Sunday, December 9, 2012

Yo-Ho-Ho For The Jolly Old Fellow!


Day 68: When your historian received a summons in the unmistakable handwriting of Capt. Morgan Corbye inviting, nay, demanding that I join her for seasonal libations aboard the Winged Adventure, I thought it best to forward to her a small overture by means of a messenger, our last encounter having left me somewhat in her disfavour. When the boy arrived at my apartments following the delivery with his ears, nose and digits intact, I felt it safe to assume that at least for the nonce, the good Captain had forgiven my transgressions. Not wishing to commit another social faux pas, I had decided (and wisely) to forgo presenting Captain Corbye with a better grade of rum; her preferences in that regard are carved in stone and no man dares offer anything but her usual. I sent along eggnog instead, a beverage for which the Captain has a great fondness (when liberally laced with the aforementioned rum), and one which does not keep well at sea. That I should suspect an ulterior motive never crossed my mind, demonstrating how easily we are lulled into false perceptions.
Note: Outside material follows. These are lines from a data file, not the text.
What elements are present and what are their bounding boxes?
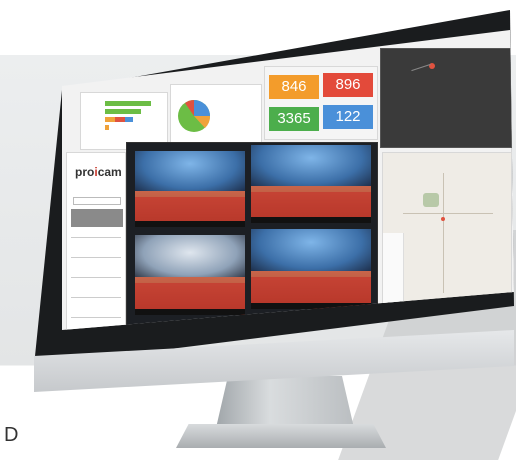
pie-slice-blue (194, 100, 210, 116)
background-letter: D (4, 424, 19, 446)
divider (71, 257, 121, 258)
stat-tile-3: 3365 (269, 107, 319, 131)
map-road (443, 173, 444, 293)
pie-chart (178, 100, 211, 132)
map-area (423, 193, 439, 207)
chart-bar-3 (105, 117, 115, 122)
divider (71, 297, 121, 298)
map-marker (441, 217, 445, 221)
stats-panel: 846 896 3365 122 (264, 66, 378, 140)
chart-bar-1 (105, 101, 151, 106)
chart-bar-4 (115, 117, 125, 122)
map-sidebar (383, 233, 404, 313)
dark-map-panel (380, 48, 512, 148)
divider (71, 237, 121, 238)
map-route (411, 63, 431, 72)
divider (71, 317, 121, 318)
chart-bar-5 (125, 117, 133, 122)
monitor-stand-neck (216, 376, 354, 428)
search-input[interactable] (73, 197, 121, 205)
chart-bar-2 (105, 109, 141, 114)
sidebar-panel: proicam (66, 152, 126, 330)
app-logo: proicam (75, 165, 122, 179)
street-map-panel (382, 152, 512, 314)
monitor-stand-base (176, 424, 386, 448)
stat-tile-4: 122 (323, 105, 373, 129)
camera-feed-1[interactable] (135, 151, 245, 227)
divider (71, 277, 121, 278)
chart-bar-6 (105, 125, 109, 130)
camera-feed-3[interactable] (135, 235, 245, 315)
stat-tile-1: 846 (269, 75, 319, 99)
stat-tile-2: 896 (323, 73, 373, 97)
camera-feed-2[interactable] (251, 145, 371, 223)
selected-list-item[interactable] (71, 209, 123, 227)
pie-chart-panel (170, 84, 262, 146)
camera-feed-4[interactable] (251, 229, 371, 309)
map-road (403, 213, 493, 214)
camera-grid-panel (126, 142, 378, 330)
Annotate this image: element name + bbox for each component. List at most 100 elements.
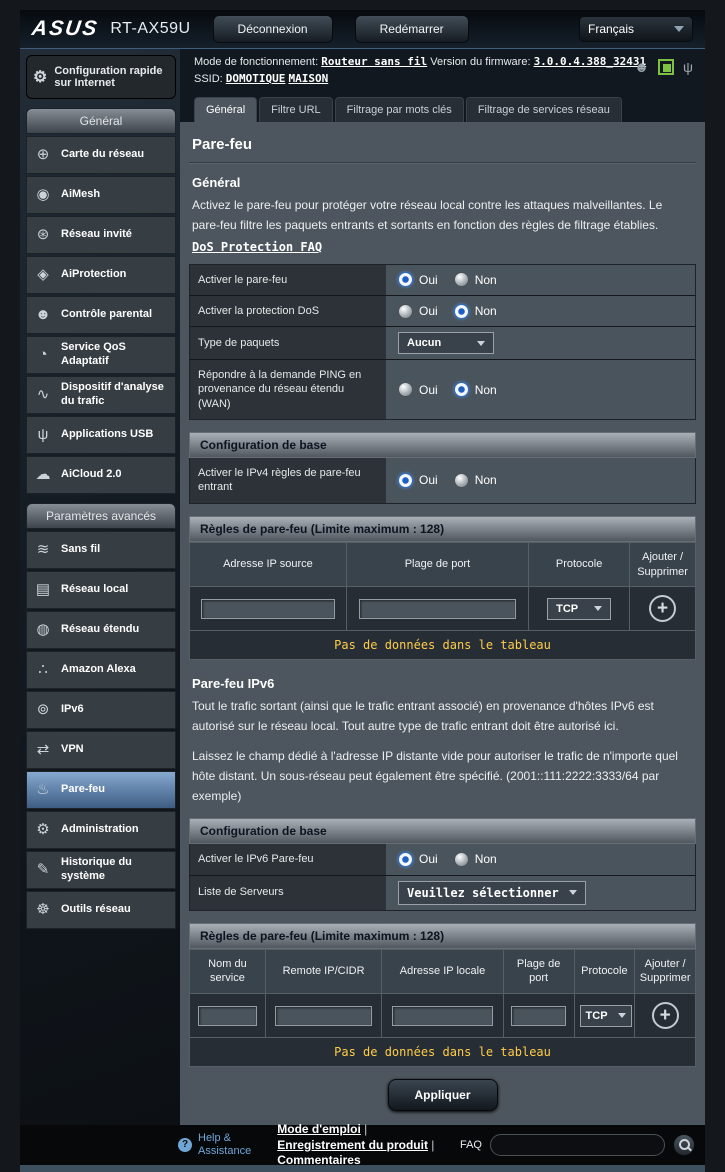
dos-yes-radio[interactable] <box>398 304 413 319</box>
alexa-icon: ∴ <box>33 661 53 680</box>
sidebar-item-firewall[interactable]: ♨Pare-feu <box>26 771 176 809</box>
sidebar-section-general: Général <box>26 108 176 134</box>
row-packet-type: Type de paquets Aucun <box>190 327 695 360</box>
dos-no-radio[interactable] <box>454 304 469 319</box>
sidebar-item-traffic-analyzer[interactable]: ∿Dispositif d'analyse du trafic <box>26 376 176 414</box>
people-icon: ☻ <box>33 306 53 325</box>
footer-links: Mode d'emploi | Enregistrement du produi… <box>277 1122 446 1169</box>
quick-setup-icon: ⚙ <box>33 67 47 87</box>
firewall-no-radio[interactable] <box>454 272 469 287</box>
col-remote-ip: Remote IP/CIDR <box>265 949 381 994</box>
sidebar-item-lan[interactable]: ▤Réseau local <box>26 571 176 609</box>
ipv4-inbound-label: Activer le IPv4 règles de pare-feu entra… <box>190 458 386 503</box>
ssid-link-2[interactable]: MAISON <box>288 72 328 85</box>
usb-status-icon[interactable]: ψ <box>683 59 693 75</box>
help-icon: ? <box>178 1138 192 1152</box>
col-local-ip: Adresse IP locale <box>382 949 503 994</box>
faq-search-input[interactable] <box>490 1134 665 1156</box>
manual-link[interactable]: Mode d'emploi <box>277 1122 361 1136</box>
logout-button[interactable]: Déconnexion <box>213 15 333 43</box>
firmware-version-link[interactable]: 3.0.0.4.388_32431 <box>534 55 647 68</box>
ping-no-radio[interactable] <box>454 382 469 397</box>
dos-faq-link[interactable]: DoS Protection FAQ <box>192 240 322 254</box>
local-ip-input[interactable] <box>392 1006 494 1026</box>
ipv6-add-rule-button[interactable]: + <box>652 1002 679 1029</box>
ipv6-port-range-input[interactable] <box>511 1006 566 1026</box>
operation-mode-link[interactable]: Routeur sans fil <box>321 55 427 68</box>
registration-link[interactable]: Enregistrement du produit <box>277 1138 428 1152</box>
tab-network-services-filter[interactable]: Filtrage de services réseau <box>466 97 622 122</box>
sidebar-item-aimesh[interactable]: ◉AiMesh <box>26 176 176 214</box>
sidebar-item-aicloud[interactable]: ☁AiCloud 2.0 <box>26 456 176 494</box>
footer: ? Help & Assistance Mode d'emploi | Enre… <box>20 1125 705 1165</box>
content-column: Mode de fonctionnement: Routeur sans fil… <box>180 49 705 1125</box>
sidebar-item-wireless[interactable]: ≋Sans fil <box>26 531 176 569</box>
col-port-range: Plage de port <box>346 542 528 587</box>
reboot-button[interactable]: Redémarrer <box>355 15 469 43</box>
service-name-input[interactable] <box>198 1006 258 1026</box>
ssid-link-1[interactable]: DOMOTIQUE <box>226 72 286 85</box>
ipv6-enable-label: Activer le IPv6 Pare-feu <box>190 844 386 874</box>
port-range-input[interactable] <box>359 599 516 619</box>
sidebar-item-wan[interactable]: ◍Réseau étendu <box>26 611 176 649</box>
firewall-yes-radio[interactable] <box>398 272 413 287</box>
ipv6-yes-radio[interactable] <box>398 852 413 867</box>
sidebar-item-guest-network[interactable]: ⊛Réseau invité <box>26 216 176 254</box>
info-bar: Mode de fonctionnement: Routeur sans fil… <box>180 49 705 91</box>
sidebar-item-adaptive-qos[interactable]: ◔Service QoS Adaptatif <box>26 336 176 374</box>
sidebar-item-administration[interactable]: ⚙Administration <box>26 811 176 849</box>
source-ip-input[interactable] <box>201 599 335 619</box>
apply-button[interactable]: Appliquer <box>388 1079 498 1111</box>
gear-icon: ⚙ <box>33 821 53 840</box>
ipv6-description-2: Laissez le champ dédié à l'adresse IP di… <box>192 747 693 806</box>
tab-general[interactable]: Général <box>194 97 257 122</box>
ipv4-rules-table: Adresse IP source Plage de port Protocol… <box>189 542 696 661</box>
packet-type-select[interactable]: Aucun <box>398 332 494 354</box>
sidebar-item-usb-apps[interactable]: ψApplications USB <box>26 416 176 454</box>
language-selector[interactable]: Français <box>579 16 693 42</box>
ping-yes-radio[interactable] <box>398 382 413 397</box>
sidebar-item-aiprotection[interactable]: ◈AiProtection <box>26 256 176 294</box>
sidebar-item-system-log[interactable]: ✎Historique du système <box>26 851 176 889</box>
clients-icon[interactable]: ☻ <box>634 59 649 75</box>
tab-url-filter[interactable]: Filtre URL <box>259 97 333 122</box>
server-list-select[interactable]: Veuillez sélectionner <box>398 881 586 905</box>
wifi-icon: ≋ <box>33 541 53 560</box>
log-icon: ✎ <box>33 861 53 880</box>
search-icon[interactable] <box>673 1134 695 1156</box>
quick-setup-button[interactable]: ⚙ Configuration rapide sur Internet <box>26 55 176 99</box>
ipv4-inbound-no-radio[interactable] <box>454 473 469 488</box>
page-title: Pare-feu <box>189 126 696 163</box>
ipv6-protocol-select[interactable]: TCP <box>580 1005 632 1027</box>
help-assistance-link[interactable]: ? Help & Assistance <box>178 1132 263 1160</box>
col-service-name: Nom du service <box>190 949 266 994</box>
ipv4-add-rule-button[interactable]: + <box>649 595 676 622</box>
wired-network-icon[interactable] <box>658 59 674 75</box>
server-list-label: Liste de Serveurs <box>190 876 386 910</box>
sidebar-item-network-map[interactable]: ⊕Carte du réseau <box>26 136 176 174</box>
sidebar-item-network-tools[interactable]: ☸Outils réseau <box>26 891 176 929</box>
col-protocol: Protocole <box>574 949 635 994</box>
sidebar-item-alexa[interactable]: ∴Amazon Alexa <box>26 651 176 689</box>
tab-keyword-filter[interactable]: Filtrage par mots clés <box>335 97 464 122</box>
ipv4-inbound-yes-radio[interactable] <box>398 473 413 488</box>
guest-network-icon: ⊛ <box>33 226 53 245</box>
sidebar: ⚙ Configuration rapide sur Internet Géné… <box>20 49 180 1125</box>
col-port-range: Plage de port <box>503 949 574 994</box>
remote-ip-input[interactable] <box>275 1006 372 1026</box>
asus-logo: ASUS <box>30 17 100 41</box>
ipv6-no-radio[interactable] <box>454 852 469 867</box>
general-description: Activez le pare-feu pour protéger votre … <box>192 196 693 236</box>
ipv4-protocol-select[interactable]: TCP <box>547 598 611 620</box>
sidebar-item-ipv6[interactable]: ⊚IPv6 <box>26 691 176 729</box>
col-source-ip: Adresse IP source <box>190 542 347 587</box>
ipv6-no-data-message: Pas de données dans le tableau <box>190 1038 696 1067</box>
ipv6-heading: Pare-feu IPv6 <box>192 676 693 691</box>
globe-icon: ◍ <box>33 621 53 640</box>
main-content: Pare-feu Général Activez le pare-feu pou… <box>180 122 705 1125</box>
ipv4-basic-config-header: Configuration de base <box>189 432 696 458</box>
general-form: Activer le pare-feu Oui Non Activer la p… <box>189 264 696 420</box>
sidebar-item-parental-control[interactable]: ☻Contrôle parental <box>26 296 176 334</box>
sidebar-item-vpn[interactable]: ⇄VPN <box>26 731 176 769</box>
sidebar-section-advanced: Paramètres avancés <box>26 503 176 529</box>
The Captain met me at the railing, handed me down to the deck with the gracious demeanor of a high-society dame and escorted me to her somewhat inelegantly appointed cabin where a single lantern illuminated the upturned trunk which sufficed as her table. It was then I saw the error in my assumptions, for on the table was the Swear Box. I had last seen it in the hands of our timid village parson.

Now it must be told that Captain Corbye has at her command a wealth of invective the likes of which is not often found even at sea. Her bold language was how she became acquainted with the Swear Box. The clergy had been making the rounds of the pubs whilst several legitimate vessels were in the harbour and the ships' crews taking liberty on shore, for sailors will swear and it was the cleric's purpose to fine them, funds thus raised to benefit the sea-widows of the town. Most sailors obliged him with prodigious and purposeful donations; benevolence is in their nature. Capt. Corbye, on the other hand, refused to pay up a cent for a particularly descriptive oath she had vented upon the innkeeper and all his antecedents. That was the last I had seen of the Swear Box, and now it was resting beside my gift of eggnog and the Captain's diminishing store of rum. I knew that I would be expected to respond in kind to each curse Morgan Corbye uttered, but only I would pay the fines she set. Oh, the parson would get his Swear Box back, no doubt about that, and the widows would eat well over the holidays, but my purse would be a great deal lighter before this night was through. Morgan Corbye had found a means to aid the needy in true piratical style.